SUPR
Generative models of DNA sequences
Dnr:

NAISS 2024/6-186

Type:

NAISS Medium Storage

Principal Investigator:

Aleksej Zelezniak

Affiliation:

Chalmers tekniska högskola

Start Date:

2024-05-30

End Date:

2025-06-01

Primary Classification:

10203: Bioinformatics (Computational Biology) (applications to be 10610)

Webpage:

Allocation

Abstract

Current synthetic genomes are essentially clones or minimally adjusted redesigns of native sequences, which unfortunately does not teach us much about new biology. Implanting genomes with novel properties offers unique promise for addressing questions not easily approachable with conventional gene-at-a-time methods. These include questions about evolution and how genomes are fundamentally wired logically, metabolically, and genetically. Predictively mastering these principles will lead us eventually to design a new life from scratch intelligently.
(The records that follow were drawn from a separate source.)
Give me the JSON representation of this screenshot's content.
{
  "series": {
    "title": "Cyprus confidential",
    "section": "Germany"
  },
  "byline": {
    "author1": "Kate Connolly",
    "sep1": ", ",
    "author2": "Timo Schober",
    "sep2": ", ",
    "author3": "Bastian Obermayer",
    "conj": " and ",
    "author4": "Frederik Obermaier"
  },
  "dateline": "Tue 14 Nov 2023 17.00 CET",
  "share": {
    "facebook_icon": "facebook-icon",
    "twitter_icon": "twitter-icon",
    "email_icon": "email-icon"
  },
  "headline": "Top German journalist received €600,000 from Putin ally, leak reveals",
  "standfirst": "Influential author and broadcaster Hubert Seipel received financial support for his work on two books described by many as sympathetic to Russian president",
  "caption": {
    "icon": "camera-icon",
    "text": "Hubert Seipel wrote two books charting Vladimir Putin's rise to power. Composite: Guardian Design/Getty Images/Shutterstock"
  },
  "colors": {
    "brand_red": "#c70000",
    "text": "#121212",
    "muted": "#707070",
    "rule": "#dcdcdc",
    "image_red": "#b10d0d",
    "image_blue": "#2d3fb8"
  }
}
While protein language and DNA models have succeeded in multiple short-sequence design tasks (protein engineering, structure prediction, protein-protein, protein-drug interactions, regulatory sequence design), genome models currently do not exist. One of the limitations is i) that it is computationally challenging to model million-sized sequences1, and ii) most importantly, experimental validation of genome-scale models is challenging. Our lab is focused on synthetic genome design that addresses the limitations of experimental validation of genes, pathways and genome-scale sequence models. We are developing generative genome-scale models that will enable intelligently designing synthetic genomes, that is, by capturing multiple gene-gene to phenotype interactions, e.g., the presence or absence of different genes, compatibility of regulatory parts, and gene positions on the chromosomes as they relate to phenotypes. This resource is needed to mine vast genomics datasets and to do data engineering to prepare large DNA sequence datasets for training AI models. Resource Usage: We run workflow management software like Snakemake and Nextflow to mine genomics data.